Similarly, with Family Secrets (1992), for the series of the nineteen black painderd filled series of nineteen black-painted cigar boxes filled with mementoes "are like a… residue, not that they’re leftovers, but the people they evoke are here." Following these works, Clark continued to create photographic and sculptural installations, exhibiting Streetwise and Harlem Quilt in 1997 at The Studio Museum in Harlem, and Once… After at the Women's Art Resource Centre (WARC) in Toronto in 2000. Then in 2004, Clark produced the mixed-media work Dirge, "a personal lament for her homeland and the erosion of the values that shaped her identity." Made from bits of rusted metal that she collected from highways, this iconic work is Clark's rendering of the American flag as symbol of social disintegration.

In addition to regularly presenting her work over the past five decades, Clark has taught fine art courses at several institutions including York University and the University of Guelph, and has served on the boards of the Toronto Arts Council and OCAD University. She has also acted as a jury member for the Toronto Arts Council, the Ontario Arts Council and The Canada Council for the Arts, and in 2007, she was a jury member for the Ontario Association of Art Galleries' 30th Anniversary Awards. Since 2000, Clark has worked as a Cultural Affairs Officer for the City of Toronto government.

== Exhibitions ==
Clark began exhibiting her work in the early 1970s in both New York and Toronto; early group exhibitions include shows at The James Van DerZee Institute in New York City and at Harbourfront Centre in Toronto in 1975 and the Oakville Art Gallery in 1979. In 1974, she had her first two solo exhibitions in Toronto, Portraits of Cuba at the Parkdale branch of the Toronto Public Library, and My Family at The Baldwin Street Gallery of Photography.

While Clark continued to participate in exhibitions throughout the 1980s, in the 1990s, her work was included in two major group exhibitions: The Creation... Of the African Canadian Odyssey at The Power Plant Contemporary Art Gallery in Toronto in 1992 and Just the Facts? Contemporary Documentary Approaches at The Canadian Museum of Contemporary Photography in Ottawa, part of the biennale Le Mois de la Photo à Montréal 1999. While living in Paris, Clark's work was also included in Le Mois de la Photo à Paris in 1994. She also had her first major solo show in a professional gallery, Mnemosyne at Mercer Union in 1990, where the Formative Triptych installation made its debut. Four years later, Clark had a second key solo show, Whispering City at The Koffler Gallery (now The Koffler Centre of the Arts), where work from the previous five years was on view.

In the mid-2000s, Clark participated in two further significant group exhibitions; in 2005, her work was presented in Tribute: The Art of African Canadians at both The Peel Art Gallery and The Art Gallery of Mississauga, and in 2006, Dirge (2004) was included in Fray, a collaborative exhibition between the Textile Museum of Canada and The Koffler Gallery. Most recently, Clark's work was on display in the 2016 exhibition Toronto: Tributes + Tributaries, 1971–1989 at the Art Gallery of Ontario as "a notable first-timer."
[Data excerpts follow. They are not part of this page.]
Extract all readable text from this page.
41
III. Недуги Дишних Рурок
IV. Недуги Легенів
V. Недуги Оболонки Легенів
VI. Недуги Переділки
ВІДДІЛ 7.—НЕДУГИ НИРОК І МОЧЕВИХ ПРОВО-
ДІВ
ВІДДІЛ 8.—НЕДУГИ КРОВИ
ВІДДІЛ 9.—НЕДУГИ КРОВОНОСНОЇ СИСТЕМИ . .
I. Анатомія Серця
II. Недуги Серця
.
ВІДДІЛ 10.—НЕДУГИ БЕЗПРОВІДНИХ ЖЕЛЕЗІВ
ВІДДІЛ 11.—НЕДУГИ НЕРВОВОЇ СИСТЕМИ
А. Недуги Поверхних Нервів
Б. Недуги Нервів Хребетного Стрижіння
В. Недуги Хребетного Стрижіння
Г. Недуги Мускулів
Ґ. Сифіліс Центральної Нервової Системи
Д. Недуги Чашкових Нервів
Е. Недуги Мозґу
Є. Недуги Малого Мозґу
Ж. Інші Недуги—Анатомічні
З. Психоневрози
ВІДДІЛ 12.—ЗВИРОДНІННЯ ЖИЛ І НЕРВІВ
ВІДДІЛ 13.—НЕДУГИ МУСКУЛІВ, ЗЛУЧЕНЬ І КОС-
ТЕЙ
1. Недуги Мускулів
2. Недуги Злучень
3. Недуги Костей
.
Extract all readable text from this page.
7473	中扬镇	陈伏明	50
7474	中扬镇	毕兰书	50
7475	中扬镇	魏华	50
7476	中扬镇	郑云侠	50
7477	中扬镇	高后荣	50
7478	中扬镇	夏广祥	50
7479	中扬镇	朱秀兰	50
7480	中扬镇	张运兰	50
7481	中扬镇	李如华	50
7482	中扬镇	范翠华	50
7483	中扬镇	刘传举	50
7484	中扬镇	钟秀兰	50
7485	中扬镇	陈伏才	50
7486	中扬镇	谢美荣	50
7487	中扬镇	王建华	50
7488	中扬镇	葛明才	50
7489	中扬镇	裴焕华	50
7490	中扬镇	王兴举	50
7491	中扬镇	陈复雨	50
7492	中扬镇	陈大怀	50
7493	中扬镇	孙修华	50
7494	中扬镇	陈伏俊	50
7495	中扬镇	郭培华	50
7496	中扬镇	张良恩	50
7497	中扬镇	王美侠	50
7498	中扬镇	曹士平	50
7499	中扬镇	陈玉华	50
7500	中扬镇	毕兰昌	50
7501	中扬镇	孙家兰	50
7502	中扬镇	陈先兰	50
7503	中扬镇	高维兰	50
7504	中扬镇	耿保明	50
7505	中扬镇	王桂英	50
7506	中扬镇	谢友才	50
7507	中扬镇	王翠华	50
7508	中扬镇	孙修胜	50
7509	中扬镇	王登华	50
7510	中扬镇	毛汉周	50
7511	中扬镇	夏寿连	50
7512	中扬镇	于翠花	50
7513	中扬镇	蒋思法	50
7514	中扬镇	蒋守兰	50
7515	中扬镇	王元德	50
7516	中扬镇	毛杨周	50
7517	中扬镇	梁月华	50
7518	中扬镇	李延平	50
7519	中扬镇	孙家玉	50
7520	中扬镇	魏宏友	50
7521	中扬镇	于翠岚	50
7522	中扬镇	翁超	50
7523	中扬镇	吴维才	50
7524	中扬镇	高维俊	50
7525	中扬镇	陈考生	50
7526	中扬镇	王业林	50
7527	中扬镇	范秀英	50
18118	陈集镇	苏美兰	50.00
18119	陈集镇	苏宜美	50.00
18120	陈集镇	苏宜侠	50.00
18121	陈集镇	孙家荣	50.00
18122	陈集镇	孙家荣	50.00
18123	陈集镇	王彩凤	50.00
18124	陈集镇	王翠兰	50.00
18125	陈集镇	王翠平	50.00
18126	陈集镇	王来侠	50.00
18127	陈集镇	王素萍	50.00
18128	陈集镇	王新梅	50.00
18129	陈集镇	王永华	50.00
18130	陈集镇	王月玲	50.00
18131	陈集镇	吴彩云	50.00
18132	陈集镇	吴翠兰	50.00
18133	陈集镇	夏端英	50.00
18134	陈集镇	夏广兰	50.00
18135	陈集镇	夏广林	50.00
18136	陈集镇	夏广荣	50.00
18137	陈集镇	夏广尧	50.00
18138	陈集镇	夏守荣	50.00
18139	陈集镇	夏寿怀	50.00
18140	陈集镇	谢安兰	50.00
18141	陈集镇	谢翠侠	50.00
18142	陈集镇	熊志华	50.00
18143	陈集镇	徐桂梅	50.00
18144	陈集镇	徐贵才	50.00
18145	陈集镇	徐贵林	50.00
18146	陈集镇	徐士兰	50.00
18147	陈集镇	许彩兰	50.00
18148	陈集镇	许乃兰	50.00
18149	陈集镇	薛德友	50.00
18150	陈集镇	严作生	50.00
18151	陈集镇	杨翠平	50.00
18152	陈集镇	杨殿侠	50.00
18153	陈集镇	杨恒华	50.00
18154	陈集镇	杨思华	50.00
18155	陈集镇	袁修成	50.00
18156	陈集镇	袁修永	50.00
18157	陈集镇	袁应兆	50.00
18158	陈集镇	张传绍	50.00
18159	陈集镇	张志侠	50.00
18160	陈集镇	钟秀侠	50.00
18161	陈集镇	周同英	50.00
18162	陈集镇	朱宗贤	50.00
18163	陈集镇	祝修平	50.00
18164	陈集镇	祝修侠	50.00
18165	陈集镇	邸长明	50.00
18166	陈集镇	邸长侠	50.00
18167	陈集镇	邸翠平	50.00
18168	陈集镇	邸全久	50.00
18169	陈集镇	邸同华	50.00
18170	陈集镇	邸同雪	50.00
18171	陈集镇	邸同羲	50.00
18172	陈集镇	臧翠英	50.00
Clark's work was included in the 2025 exhibition Photography and the Black Arts Movement, 1955–1985 at the National Gallery of Art.

== Recognition ==
Earlier in her career, Clark was selected for The Studio Museum in Harlem Artist-in-Residence program from 1996 to 1997. Prior to that, she was also awarded The Canada Council Studio in Paris annually from 1993 to 1996. She has also received multiple grants from The Ontario Arts Council and Toronto Arts Council.

== Collections ==
- Art Gallery of Ontario, Toronto, ON
- National Gallery of Canada, Ottawa, ON
- The Robert McLaughlin Gallery, Oshawa, ON.